Nearly five decades on and the Burns Road dhagay wale kabab, the Sabri Nehari, the Delhi Kaali Muslim Qorma and of course Farzand Ali’s Qulfi will still make you tell any physician, justifiably warning you of the consequences of a cholesterol-rich diet, to go away and leave you alone.

Any weekend would be incomplete without a trip to Clifton where stretched out on the sand between the baradari and where the waves lapped the shore would be craftsmen selling sea-shell jewellery, lamps, etc. The whole area would be lit up by ‘gas’ or ‘Petromax’ lanterns.

It was around this time when, as a young boy, the illusion of a city eternally at peace with itself was shattered in ways I couldn’t comprehend then. It all began when Ayub Khan defeated Fatima Jinnah in a questionable presidential election.

His son Gohar Ayub Khan led a victory procession through different parts of Karachi, in particular through neighbourhoods which had overwhelmingly supported Fatima Jinnah. This wasn’t a benign celebration, as residents of Khamosh Colony and Gujjar Naala would well remember.
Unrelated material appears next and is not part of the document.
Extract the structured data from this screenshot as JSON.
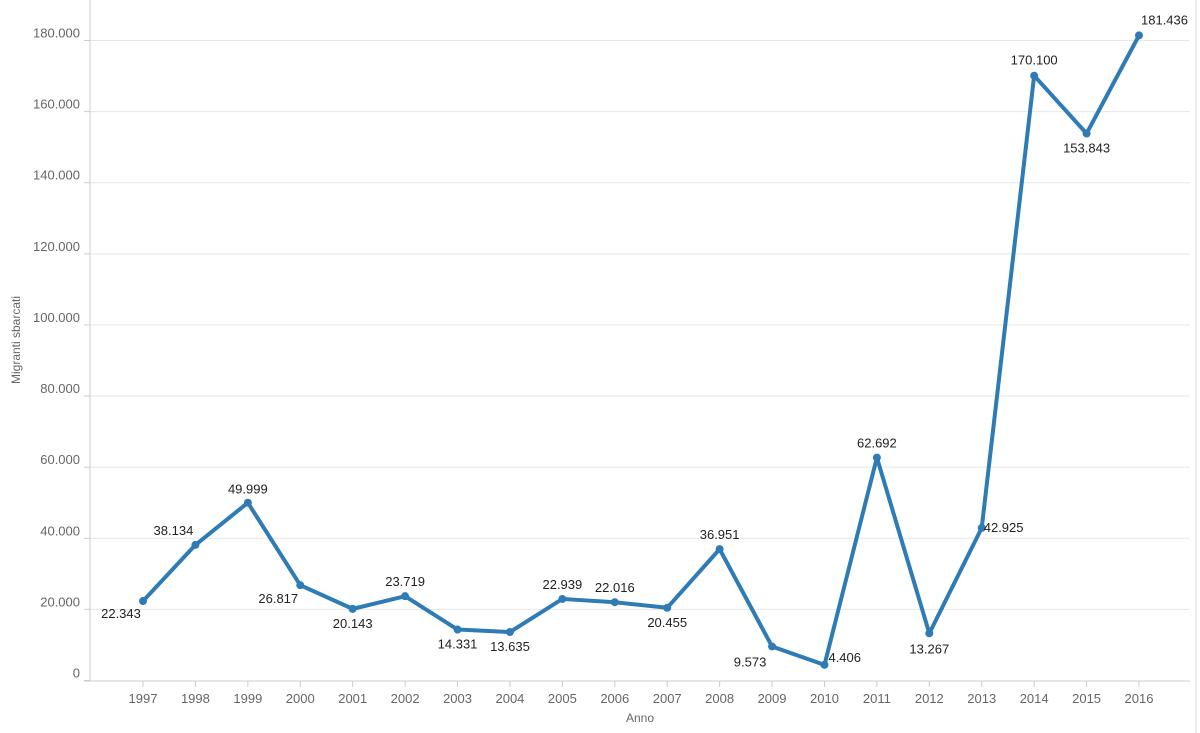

Very soon, the president’s armed supporters were attacking homes and the unarmed residents were defending themselves with whatever they could lay their hands on. It was a sad realisation that the violence had an ethnic dimension.

One of my father’s friends, a retired army officer who lived in Nazimabad not far from Gujjar Naala, was seriously wounded in a stabbing attack as he tried to prevent the attackers entering his home. With peace finally restored and my father’s friend discharged from hospital, we visited him.

Even weeks later, the whole area resembled a war zone, with burnt-out shells of cars and damaged homes and properties. Karachi may have been as resilient as today but was definitely more, much more, forgiving then. Normality was restored quickly.

Even though this violence was orchestrated, it passed, much like the 10th of Moharram incidents near Saeed Manzil on M. A. Jinnah Road where every year someone or the other would trigger an ugly episode as the Shia Ashura procession was passing. But by the next day, all was forgotten.

It would be nearly two decades later when Karachi would be racked by bloody sectarian strife, the roots of which could be traced to the Zia regime. It was committed to a fragmentation of society on whatever lines it could find in its divide and rule policy. Nearly 30 years on, the bloodshed continues.

It was a mere two years after the sectarian flames were fanned here that another conflict took root which would over the following decades exact a toll of thousands of lives and would see property worth billions destroyed.

Regardless of your ethnicity, if you saw yourself as a progressive individual it was incumbent on you to blame one ethnic group and its representative party for much of the murder and mayhem in the city from the 1980s onwards. And you would be correct, too.

However, over the recent years, other parties, aligned with one ethnic group or the other, have jumped into the fray and sadly the situation isn’t as simple as it was perhaps 10 or 15 years ago. All major parties in Karachi have armed wings, which are used as a ‘legitimate’ tool of political power.

If one party seems more capable of widespread terror than the next, it may not represent a greater/lesser desire to use violence. It may merely reflect the size of their respective support bases in this blighted city. The greater the turf they covet, the more firepower they’ll need to have.

In a column for this newspaper in the mid-’80s focusing on Karachi, eminent columnist Ghazi Salahuddin quoted one of Napoleon’s generals who had been wined and dined in London and given a grand conducted tour.

The idea was to win him over and save the city from a possible Napoleonic invasion. When asked what he thought of London as he was leaving, the general famously remarked: “What a city to plunder!”

Tell me why this lovely city, this sanctuary for the poorest of the poor, this bustling metropolis, seems to bring out the vilest side in all those who seek or wield political power here.

Why is it so unloved when it embraces all?

If only for a change we healed Karachi with the vigour with which we plunder it.

The writer is a former editor of Dawn.